Он все уже знал об Америке заранее. Во вся­ком случае — все, что ему было нужно. Отсюда — стереотипы, которыми оперирует не только Ма­яковский, но и тысячи российских людей, попа­дающих или так никогда и не попадающих в Америку. "Асфальт и стекло. Иду и звеню. / Леса и травинки — сбриты". Эти лихие строчки — из стереотипа "каменных джунглей" Нью-Йорка. Пятая авеню и Бродвей не каменнее Тверской и Садового кольца, а уникальный зеленый гигант в центре города — Центральный парк — в три раза больше московского Парка Горького.

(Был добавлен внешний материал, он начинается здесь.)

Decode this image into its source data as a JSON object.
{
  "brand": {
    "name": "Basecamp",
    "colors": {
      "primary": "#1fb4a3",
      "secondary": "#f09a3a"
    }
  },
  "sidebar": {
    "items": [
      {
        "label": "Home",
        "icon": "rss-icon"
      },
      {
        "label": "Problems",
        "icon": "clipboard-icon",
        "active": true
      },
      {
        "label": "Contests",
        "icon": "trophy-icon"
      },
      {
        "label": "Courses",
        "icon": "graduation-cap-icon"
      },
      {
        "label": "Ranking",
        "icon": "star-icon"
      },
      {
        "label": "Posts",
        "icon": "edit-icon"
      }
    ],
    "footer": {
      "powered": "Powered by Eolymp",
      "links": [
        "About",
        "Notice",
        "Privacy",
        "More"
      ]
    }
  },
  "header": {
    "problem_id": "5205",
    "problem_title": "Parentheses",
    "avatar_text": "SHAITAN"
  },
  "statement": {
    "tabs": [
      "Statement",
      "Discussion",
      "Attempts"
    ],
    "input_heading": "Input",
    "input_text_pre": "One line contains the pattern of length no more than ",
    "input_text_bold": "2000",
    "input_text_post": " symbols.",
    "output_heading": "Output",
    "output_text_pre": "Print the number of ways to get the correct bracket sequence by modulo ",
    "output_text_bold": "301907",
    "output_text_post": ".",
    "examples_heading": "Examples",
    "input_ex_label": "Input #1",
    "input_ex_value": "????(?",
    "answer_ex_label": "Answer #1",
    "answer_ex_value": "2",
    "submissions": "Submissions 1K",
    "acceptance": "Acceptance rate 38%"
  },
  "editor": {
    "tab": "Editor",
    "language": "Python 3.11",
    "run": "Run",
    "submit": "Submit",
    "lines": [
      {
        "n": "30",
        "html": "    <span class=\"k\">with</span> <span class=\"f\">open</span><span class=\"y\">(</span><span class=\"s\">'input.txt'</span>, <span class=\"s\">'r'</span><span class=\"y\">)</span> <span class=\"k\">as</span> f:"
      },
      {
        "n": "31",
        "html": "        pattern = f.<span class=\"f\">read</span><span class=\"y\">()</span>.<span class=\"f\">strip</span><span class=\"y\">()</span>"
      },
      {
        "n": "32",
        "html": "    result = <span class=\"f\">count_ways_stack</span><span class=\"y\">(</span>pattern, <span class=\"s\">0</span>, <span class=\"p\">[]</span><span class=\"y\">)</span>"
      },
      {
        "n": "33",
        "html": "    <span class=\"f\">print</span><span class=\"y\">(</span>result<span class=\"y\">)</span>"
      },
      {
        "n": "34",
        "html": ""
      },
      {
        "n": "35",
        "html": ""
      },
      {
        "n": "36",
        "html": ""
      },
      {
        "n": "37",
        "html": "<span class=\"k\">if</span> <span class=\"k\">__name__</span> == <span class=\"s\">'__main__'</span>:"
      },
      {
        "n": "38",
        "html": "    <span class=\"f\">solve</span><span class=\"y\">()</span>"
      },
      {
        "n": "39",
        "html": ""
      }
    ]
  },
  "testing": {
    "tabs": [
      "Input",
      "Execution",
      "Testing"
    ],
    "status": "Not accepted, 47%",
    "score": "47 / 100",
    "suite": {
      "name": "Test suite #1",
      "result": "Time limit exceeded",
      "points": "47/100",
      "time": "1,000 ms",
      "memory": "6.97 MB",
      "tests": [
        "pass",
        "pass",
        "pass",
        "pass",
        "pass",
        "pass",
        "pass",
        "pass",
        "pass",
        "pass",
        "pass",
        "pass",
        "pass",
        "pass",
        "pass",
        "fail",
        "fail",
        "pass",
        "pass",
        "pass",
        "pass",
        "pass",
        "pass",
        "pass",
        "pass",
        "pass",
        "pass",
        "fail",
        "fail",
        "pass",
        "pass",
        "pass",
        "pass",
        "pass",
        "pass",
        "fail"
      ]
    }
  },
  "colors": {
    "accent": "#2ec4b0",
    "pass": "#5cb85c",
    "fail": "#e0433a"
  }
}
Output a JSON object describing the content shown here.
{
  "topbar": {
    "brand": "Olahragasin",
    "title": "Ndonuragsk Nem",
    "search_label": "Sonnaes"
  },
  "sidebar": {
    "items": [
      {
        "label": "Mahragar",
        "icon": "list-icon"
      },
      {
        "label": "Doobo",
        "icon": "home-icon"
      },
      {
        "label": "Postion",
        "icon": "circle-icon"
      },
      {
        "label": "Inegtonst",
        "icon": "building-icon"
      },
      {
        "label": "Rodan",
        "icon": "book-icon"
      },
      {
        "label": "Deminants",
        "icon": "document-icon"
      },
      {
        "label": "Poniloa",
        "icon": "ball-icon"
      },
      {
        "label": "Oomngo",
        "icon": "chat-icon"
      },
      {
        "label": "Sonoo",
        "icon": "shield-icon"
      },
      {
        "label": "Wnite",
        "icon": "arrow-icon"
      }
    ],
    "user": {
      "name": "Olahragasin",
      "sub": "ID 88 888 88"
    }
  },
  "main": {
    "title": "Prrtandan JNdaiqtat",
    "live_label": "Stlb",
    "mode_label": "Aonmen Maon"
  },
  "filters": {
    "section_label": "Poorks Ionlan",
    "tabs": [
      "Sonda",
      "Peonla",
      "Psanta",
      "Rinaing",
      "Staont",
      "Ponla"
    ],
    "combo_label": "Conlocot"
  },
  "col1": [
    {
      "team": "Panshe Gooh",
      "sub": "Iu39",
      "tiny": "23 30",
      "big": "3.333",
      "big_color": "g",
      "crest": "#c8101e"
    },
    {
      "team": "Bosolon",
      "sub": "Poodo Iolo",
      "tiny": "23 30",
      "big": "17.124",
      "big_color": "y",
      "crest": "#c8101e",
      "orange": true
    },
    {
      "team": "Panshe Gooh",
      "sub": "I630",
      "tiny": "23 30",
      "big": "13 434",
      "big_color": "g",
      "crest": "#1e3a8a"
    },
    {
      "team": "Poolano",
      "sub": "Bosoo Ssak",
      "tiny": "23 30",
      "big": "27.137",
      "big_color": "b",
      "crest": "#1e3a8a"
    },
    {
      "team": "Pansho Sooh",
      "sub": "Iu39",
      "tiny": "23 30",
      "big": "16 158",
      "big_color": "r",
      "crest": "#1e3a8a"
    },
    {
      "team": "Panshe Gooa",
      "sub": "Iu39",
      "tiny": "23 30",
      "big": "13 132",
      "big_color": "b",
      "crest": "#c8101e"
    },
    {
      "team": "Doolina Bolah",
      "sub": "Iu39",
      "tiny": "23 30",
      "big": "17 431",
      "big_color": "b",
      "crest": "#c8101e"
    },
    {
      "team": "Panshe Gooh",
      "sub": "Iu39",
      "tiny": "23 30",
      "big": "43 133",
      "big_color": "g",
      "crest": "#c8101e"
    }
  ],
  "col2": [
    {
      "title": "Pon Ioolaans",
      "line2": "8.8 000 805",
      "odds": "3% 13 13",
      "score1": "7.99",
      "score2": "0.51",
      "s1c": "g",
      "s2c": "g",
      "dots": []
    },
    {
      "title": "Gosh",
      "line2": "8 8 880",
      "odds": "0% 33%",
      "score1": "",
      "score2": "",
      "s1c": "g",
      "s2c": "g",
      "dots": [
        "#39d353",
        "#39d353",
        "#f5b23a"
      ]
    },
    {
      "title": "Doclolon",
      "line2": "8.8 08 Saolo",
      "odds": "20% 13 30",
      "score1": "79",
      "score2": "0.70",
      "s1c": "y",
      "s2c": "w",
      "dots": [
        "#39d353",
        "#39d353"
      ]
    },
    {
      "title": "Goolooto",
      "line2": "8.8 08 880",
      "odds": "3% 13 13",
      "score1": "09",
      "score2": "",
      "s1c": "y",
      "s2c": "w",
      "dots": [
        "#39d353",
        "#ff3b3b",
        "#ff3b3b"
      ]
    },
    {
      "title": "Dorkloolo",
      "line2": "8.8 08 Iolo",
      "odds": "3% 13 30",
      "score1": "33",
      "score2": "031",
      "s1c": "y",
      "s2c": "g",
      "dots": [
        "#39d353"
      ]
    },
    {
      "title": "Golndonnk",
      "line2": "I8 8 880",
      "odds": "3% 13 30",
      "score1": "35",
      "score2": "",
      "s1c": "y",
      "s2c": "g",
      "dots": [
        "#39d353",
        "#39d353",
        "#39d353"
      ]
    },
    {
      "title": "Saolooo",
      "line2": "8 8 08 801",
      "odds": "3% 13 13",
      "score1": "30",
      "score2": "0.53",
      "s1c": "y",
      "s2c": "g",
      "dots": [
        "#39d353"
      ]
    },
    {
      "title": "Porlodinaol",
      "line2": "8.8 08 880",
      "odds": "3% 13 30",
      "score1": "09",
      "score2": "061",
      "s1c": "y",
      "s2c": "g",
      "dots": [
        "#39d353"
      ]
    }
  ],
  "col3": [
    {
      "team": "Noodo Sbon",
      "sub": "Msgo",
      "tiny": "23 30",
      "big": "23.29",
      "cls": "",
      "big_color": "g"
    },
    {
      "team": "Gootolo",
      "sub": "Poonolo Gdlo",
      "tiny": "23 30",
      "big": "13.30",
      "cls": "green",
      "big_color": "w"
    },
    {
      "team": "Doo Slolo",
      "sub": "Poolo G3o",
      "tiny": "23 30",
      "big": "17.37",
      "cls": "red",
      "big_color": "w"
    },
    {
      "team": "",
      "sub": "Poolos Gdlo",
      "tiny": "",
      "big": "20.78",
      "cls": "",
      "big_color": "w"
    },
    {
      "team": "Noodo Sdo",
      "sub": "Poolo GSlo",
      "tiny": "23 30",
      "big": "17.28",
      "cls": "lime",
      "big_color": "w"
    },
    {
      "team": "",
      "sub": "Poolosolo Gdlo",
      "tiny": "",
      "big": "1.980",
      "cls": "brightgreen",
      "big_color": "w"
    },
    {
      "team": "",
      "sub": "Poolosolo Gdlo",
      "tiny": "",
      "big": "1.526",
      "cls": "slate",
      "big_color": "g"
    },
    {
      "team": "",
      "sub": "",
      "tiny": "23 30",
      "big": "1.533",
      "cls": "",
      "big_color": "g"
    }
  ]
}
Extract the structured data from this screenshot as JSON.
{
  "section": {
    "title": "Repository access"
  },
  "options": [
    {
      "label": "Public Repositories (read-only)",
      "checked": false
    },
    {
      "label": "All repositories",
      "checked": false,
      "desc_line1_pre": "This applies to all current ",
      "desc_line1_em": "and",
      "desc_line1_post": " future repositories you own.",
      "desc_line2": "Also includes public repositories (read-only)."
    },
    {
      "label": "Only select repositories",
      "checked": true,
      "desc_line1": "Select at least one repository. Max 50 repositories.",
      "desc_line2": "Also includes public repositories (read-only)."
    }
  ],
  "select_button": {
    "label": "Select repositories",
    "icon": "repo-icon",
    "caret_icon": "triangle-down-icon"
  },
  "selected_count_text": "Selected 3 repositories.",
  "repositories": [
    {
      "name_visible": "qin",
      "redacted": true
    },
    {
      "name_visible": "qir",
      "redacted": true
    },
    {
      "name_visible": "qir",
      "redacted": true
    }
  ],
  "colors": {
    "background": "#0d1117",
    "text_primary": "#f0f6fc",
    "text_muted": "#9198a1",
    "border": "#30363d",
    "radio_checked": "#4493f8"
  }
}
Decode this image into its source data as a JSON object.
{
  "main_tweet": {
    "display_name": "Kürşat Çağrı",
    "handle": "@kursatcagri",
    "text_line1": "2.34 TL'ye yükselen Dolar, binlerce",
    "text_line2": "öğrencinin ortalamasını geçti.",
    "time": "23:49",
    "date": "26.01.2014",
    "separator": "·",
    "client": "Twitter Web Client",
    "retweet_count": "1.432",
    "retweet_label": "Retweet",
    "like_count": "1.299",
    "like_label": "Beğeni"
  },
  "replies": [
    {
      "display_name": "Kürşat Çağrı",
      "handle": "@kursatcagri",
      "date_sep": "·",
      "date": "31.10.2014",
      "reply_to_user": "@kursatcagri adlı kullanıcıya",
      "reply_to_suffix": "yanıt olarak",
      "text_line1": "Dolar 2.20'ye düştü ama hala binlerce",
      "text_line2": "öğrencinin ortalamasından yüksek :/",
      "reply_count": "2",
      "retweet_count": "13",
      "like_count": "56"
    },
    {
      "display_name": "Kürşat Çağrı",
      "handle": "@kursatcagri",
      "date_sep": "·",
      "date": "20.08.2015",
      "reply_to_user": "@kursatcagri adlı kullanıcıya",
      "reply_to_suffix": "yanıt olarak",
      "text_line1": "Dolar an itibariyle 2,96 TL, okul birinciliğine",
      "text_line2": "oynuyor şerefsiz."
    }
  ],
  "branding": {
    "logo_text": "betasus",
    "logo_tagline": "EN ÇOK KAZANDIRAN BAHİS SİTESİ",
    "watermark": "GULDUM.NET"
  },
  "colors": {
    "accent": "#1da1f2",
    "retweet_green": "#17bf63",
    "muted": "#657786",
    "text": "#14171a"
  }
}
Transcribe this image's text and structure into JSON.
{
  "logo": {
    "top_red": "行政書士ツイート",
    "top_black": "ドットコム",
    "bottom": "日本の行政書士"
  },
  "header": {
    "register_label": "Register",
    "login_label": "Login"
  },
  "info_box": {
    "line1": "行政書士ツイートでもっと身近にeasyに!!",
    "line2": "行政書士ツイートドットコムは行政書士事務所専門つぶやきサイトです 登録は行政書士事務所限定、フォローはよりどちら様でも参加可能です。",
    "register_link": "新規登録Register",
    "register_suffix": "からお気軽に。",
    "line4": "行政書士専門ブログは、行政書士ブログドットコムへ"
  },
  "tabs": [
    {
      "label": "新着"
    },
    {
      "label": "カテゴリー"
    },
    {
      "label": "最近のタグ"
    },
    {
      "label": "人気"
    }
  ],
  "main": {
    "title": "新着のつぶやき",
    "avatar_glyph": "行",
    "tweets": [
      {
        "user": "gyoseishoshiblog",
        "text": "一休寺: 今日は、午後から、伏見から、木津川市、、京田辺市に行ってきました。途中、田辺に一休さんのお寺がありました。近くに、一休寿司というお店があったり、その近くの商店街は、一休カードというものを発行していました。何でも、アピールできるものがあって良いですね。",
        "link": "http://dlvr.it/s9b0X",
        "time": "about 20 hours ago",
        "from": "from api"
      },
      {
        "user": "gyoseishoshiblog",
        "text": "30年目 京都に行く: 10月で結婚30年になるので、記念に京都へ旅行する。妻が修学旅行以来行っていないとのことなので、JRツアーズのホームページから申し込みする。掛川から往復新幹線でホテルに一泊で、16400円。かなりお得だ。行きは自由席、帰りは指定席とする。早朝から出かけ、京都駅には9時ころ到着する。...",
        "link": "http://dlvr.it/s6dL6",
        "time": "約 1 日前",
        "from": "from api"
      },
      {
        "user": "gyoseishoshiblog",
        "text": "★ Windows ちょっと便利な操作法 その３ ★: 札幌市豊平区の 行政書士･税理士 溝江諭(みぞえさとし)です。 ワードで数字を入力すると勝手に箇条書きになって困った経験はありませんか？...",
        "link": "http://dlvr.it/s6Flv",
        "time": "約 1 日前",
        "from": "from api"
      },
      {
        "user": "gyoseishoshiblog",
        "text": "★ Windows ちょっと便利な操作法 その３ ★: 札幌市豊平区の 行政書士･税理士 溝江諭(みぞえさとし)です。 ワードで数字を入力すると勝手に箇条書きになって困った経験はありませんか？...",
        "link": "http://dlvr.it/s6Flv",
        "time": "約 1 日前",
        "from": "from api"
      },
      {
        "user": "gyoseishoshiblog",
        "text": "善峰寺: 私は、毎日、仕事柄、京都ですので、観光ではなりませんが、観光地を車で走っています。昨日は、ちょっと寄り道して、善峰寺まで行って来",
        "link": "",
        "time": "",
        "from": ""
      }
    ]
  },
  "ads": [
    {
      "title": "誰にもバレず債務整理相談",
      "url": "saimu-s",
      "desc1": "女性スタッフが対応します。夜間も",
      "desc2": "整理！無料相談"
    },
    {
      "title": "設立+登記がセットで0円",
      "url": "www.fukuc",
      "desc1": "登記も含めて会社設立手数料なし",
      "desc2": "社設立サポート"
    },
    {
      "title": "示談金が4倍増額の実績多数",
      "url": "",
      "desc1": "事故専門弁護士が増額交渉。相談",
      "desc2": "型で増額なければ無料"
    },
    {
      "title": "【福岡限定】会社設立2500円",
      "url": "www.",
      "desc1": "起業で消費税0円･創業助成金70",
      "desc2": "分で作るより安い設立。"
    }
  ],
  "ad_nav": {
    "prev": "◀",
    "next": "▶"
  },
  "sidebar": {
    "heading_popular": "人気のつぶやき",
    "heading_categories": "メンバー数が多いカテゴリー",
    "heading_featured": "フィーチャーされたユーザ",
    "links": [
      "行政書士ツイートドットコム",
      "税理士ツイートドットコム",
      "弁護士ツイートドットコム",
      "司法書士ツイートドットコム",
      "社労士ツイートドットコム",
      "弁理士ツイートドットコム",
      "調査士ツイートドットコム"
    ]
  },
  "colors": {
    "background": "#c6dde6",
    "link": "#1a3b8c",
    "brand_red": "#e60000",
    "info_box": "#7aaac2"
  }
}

В том месте, где к Сентрал-Парку выходит 72-я стрит — растительный мемориал Джону Леннону "Земляничные поляны". Леннон был убит здесь, возле "Дакоты", дома, в котором он жил. Когда на рассвете 9 декабря 80-го года я приехал сюда, у "Дакоты" уже стояли сотни людей, потом их стали тысячи. Жгли свечи, тихо играли на ги­тарах, потом парень в вязаной шапочке высту­пил вперед и поставил на асфальт маленький магнитофон. Раздались первые аккорды, и вся огромная толпа разом запела, громко и слажен­но, будто репетировала долгими неделями: "Close your eyes and I kiss you, tomorrow I miss you" — "За­крой глаза, я тебя поцелую, а завтра затоскую по тебе".

Центральный парк

очень хорош, но мой лю­бимый — в сотне кварталов к северу: парк Форт-Трайон в Верхнем Манхэттене, где находится средневековый монастырь. Это не оговорка и не путаница, сюда Рокфеллер привез из Испании и Франции фрагменты разрушенных монастырей, после реставрации составленные в единое целое, сейчас здесь филиал музея Метрополитен — "Cloisters". Здание вместе с гектарами земли Рок­феллер подарил городу.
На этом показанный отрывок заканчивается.